Systemic Observations

Looking back at these six layers of defense, several design principles run throughout.

Layered depth, each layer independent. Compile-time elimination, Zig attestation, message fingerprinting, anti-distillation, anti-debugging, and gateway detection each work independently. Breaching one layer (e.g., reverse-engineering the fingerprint algorithm) does not compromise the others.

Client-side tagging, server-side decision-making. All client-side mechanisms attach information to requests (attestation, fingerprint, gateway markers), and the final trust determination is made server-side. This ensures that even if the client is fully reverse-engineered, the server can still update its verification logic. The GrowthBook feature flag system plays a critical role here: switches like tengu_attribution_header, tengu_anti_distill_fake_tool_injection, and tengu-off-switch allow the server to change client behavior at any time without requiring a release.
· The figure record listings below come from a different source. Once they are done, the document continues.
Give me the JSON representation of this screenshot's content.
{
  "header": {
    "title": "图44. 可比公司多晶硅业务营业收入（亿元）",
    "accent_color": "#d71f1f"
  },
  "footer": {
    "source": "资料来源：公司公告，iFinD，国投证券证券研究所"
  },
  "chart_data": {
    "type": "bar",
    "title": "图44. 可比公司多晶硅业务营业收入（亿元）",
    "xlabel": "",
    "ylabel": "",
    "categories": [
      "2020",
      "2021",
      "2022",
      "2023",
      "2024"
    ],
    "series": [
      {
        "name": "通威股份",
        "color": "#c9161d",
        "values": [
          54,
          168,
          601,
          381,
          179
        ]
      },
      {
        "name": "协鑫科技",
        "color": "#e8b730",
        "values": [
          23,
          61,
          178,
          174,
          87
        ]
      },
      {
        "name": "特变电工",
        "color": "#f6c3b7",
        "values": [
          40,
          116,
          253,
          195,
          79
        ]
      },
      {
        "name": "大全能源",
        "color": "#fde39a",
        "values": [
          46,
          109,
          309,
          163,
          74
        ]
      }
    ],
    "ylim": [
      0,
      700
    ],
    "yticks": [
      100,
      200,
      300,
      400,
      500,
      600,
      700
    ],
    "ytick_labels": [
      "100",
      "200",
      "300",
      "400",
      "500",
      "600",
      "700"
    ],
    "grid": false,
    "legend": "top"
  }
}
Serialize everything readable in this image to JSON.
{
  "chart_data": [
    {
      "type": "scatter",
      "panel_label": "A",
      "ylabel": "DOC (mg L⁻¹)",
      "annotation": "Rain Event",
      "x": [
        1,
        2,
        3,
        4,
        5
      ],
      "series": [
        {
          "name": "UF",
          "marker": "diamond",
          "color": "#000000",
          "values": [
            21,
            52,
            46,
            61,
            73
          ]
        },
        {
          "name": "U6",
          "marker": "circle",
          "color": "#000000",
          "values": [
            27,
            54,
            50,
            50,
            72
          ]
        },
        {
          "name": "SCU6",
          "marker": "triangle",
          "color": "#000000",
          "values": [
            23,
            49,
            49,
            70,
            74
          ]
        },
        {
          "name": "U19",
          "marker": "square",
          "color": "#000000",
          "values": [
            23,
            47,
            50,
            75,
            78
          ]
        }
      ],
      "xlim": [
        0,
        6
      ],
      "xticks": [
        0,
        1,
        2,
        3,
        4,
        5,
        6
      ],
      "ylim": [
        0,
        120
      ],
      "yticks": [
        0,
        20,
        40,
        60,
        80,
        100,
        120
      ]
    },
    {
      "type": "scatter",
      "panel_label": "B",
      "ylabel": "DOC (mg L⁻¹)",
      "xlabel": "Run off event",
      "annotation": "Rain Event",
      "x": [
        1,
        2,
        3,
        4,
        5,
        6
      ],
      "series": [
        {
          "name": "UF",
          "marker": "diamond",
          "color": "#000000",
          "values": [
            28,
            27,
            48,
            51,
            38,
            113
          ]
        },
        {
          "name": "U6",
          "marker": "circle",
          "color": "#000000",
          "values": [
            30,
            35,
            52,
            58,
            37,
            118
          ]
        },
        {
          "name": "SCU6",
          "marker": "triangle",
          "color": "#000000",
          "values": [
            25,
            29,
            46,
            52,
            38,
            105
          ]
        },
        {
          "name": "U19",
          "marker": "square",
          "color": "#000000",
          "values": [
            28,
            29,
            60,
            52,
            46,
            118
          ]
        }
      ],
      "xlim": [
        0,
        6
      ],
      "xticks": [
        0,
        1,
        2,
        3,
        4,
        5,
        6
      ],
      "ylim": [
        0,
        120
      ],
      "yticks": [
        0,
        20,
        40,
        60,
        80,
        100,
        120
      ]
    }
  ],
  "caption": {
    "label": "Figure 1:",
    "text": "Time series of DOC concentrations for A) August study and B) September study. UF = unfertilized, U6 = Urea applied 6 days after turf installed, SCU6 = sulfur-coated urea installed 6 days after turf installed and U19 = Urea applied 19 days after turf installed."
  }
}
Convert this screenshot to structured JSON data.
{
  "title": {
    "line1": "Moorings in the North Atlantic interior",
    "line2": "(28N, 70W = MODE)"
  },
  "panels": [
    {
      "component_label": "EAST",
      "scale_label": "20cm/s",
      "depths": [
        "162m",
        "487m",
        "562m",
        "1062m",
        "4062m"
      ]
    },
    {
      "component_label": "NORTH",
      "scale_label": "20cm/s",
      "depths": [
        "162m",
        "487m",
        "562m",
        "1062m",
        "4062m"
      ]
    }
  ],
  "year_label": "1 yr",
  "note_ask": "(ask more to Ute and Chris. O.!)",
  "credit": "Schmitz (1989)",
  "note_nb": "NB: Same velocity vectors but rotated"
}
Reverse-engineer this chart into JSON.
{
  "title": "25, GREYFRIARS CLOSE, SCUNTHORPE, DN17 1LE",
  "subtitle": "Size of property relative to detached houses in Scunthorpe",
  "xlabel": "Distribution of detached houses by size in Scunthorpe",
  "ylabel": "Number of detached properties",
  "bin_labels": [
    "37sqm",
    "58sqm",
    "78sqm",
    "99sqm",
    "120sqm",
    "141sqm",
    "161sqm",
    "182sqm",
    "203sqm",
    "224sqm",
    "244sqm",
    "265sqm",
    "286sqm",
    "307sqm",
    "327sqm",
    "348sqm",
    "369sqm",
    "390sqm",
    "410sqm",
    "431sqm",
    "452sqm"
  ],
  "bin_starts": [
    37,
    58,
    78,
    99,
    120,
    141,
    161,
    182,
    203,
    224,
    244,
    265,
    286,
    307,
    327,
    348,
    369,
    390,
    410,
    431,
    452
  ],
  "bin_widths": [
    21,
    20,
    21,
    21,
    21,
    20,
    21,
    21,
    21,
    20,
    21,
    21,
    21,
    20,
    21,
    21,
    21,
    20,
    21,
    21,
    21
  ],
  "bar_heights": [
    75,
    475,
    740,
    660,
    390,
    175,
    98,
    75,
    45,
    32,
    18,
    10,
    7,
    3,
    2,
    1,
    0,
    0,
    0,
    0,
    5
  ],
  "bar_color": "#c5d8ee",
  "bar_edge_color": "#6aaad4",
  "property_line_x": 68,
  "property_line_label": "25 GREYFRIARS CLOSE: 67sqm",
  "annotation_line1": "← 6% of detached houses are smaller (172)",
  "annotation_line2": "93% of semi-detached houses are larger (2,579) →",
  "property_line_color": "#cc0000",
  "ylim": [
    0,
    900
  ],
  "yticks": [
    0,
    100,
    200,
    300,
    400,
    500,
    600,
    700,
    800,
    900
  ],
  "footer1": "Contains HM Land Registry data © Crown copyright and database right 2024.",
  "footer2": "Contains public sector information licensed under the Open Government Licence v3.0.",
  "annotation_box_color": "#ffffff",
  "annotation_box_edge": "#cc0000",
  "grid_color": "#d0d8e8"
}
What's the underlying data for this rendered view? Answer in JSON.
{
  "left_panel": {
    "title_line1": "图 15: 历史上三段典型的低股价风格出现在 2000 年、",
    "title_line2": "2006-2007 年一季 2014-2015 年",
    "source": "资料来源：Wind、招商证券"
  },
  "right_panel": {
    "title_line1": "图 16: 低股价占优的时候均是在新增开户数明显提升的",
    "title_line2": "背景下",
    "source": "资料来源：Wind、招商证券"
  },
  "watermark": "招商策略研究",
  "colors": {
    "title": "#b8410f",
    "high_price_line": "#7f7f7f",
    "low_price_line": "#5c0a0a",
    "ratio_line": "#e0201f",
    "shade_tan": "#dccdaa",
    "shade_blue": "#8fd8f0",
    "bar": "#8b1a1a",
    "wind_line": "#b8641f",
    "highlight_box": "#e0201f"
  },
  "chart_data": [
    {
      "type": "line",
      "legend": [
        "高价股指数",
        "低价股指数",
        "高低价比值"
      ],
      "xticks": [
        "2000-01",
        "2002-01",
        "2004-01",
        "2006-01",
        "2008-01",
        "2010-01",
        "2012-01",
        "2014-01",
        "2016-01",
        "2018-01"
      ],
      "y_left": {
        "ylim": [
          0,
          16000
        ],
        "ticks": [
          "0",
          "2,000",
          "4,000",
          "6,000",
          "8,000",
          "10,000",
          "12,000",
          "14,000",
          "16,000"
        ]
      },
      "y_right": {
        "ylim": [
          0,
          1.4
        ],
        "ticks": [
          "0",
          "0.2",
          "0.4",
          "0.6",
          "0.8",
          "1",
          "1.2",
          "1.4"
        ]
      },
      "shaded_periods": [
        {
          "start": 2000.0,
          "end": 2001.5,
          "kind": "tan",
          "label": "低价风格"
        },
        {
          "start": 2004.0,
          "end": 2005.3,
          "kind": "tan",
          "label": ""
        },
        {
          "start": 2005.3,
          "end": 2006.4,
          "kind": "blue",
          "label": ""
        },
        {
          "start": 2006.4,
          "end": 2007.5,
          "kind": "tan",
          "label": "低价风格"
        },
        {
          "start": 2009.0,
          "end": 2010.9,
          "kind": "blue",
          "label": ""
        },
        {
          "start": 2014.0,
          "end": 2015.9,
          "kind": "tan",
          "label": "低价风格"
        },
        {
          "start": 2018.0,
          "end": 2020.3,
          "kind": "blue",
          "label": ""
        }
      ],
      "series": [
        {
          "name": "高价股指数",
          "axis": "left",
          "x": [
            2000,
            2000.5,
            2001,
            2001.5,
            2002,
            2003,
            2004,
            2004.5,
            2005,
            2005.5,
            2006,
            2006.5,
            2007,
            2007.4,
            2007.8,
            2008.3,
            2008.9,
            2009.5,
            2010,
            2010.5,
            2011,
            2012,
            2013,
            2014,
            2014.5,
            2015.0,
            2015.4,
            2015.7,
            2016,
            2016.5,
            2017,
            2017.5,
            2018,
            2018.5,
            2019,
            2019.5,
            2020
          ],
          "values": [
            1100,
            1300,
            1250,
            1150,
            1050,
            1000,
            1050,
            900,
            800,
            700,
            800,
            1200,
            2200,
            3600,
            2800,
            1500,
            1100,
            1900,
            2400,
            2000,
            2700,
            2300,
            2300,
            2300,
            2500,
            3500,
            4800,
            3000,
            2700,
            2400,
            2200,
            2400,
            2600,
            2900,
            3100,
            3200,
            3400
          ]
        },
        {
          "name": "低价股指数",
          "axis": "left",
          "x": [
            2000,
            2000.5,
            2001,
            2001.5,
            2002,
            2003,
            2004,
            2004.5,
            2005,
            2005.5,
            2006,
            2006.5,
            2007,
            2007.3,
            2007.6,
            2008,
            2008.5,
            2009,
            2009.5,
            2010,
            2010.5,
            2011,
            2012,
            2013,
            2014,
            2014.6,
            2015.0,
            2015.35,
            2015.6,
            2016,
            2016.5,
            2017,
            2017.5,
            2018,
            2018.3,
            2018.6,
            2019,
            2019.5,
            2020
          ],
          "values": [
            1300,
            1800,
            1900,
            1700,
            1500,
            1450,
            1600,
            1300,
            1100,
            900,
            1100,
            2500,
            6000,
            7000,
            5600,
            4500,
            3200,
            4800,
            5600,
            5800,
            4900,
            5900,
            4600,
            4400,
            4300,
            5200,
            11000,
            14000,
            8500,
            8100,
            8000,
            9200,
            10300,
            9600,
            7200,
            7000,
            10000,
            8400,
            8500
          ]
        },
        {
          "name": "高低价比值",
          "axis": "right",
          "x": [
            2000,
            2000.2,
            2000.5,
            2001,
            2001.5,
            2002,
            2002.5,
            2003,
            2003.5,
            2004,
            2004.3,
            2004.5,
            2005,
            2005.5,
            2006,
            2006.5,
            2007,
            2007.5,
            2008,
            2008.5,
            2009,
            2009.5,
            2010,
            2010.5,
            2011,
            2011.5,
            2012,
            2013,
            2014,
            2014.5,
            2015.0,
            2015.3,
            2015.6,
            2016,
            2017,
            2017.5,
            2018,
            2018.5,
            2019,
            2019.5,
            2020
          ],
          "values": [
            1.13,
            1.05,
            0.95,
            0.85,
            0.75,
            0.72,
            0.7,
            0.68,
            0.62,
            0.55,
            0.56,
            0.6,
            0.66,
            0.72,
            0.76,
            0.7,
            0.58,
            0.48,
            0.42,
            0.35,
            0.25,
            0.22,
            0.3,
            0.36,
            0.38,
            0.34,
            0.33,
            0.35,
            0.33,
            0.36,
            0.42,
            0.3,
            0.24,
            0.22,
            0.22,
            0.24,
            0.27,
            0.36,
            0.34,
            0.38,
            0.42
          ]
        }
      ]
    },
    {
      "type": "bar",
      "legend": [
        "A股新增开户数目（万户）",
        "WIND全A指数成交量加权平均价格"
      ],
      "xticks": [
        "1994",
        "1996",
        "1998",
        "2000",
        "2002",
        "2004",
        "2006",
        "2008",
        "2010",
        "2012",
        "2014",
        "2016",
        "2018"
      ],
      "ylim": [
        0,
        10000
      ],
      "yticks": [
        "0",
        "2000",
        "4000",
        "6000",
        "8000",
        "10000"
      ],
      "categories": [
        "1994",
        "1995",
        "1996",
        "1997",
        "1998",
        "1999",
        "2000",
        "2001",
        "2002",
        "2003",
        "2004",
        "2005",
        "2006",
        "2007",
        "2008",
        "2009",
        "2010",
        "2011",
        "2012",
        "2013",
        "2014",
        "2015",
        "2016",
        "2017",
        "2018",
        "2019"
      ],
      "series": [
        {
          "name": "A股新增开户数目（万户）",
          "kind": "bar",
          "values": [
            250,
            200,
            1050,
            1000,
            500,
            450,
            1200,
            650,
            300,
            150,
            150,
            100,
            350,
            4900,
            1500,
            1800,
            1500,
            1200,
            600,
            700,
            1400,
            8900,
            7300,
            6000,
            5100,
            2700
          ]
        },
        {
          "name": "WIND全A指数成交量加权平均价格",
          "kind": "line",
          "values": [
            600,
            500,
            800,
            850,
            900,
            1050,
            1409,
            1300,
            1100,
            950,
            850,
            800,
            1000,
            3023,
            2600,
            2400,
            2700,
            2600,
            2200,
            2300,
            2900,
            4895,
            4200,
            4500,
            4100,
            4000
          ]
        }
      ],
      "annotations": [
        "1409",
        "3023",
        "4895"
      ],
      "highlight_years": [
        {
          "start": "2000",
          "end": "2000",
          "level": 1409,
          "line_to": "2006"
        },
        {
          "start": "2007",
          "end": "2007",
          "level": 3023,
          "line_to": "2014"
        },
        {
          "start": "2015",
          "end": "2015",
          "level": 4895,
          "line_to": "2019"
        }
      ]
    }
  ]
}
Fail-open principle. Security mechanism failures must never impact normal functionality. Every step in the upstream proxy has try/catch blocks and degradation paths, the prctl call silently no-ops on non-Linux platforms, and the attribution header can be disabled via environment variables or GrowthBook. This is dictated by Claude Code’s positioning as a productivity tool (not a security product): if an anti-distillation mechanism causes a user’s programming experience to suffer, that mechanism is producing net negative value.

Trading lock-in for security. Zig attestation ties Claude Code to Bun, prctl ties anti-debugging to Linux, and fake_tools is only enabled for the 1P CLI. Each defense layer has explicit scope boundaries and platform dependencies. The engineering team did not pursue a universal, cross-platform security solution but instead chose the most effective specific solution for each concrete scenario. This is pragmatic engineering judgment.

One final observation: the true goal of this system may be adversary selection rather than absolute defense. By continuously raising the technical bar for impersonation and distillation, the cost for attackers keeps increasing. Any single layer can potentially be bypassed, but the cost of bypassing all layers is high enough to send most potential attackers looking for other targets. The Claude Code source leak itself is a stress test of this system: even with the complete source code in hand, server-side attestation verification and GrowthBook switches still constitute the final line of defense.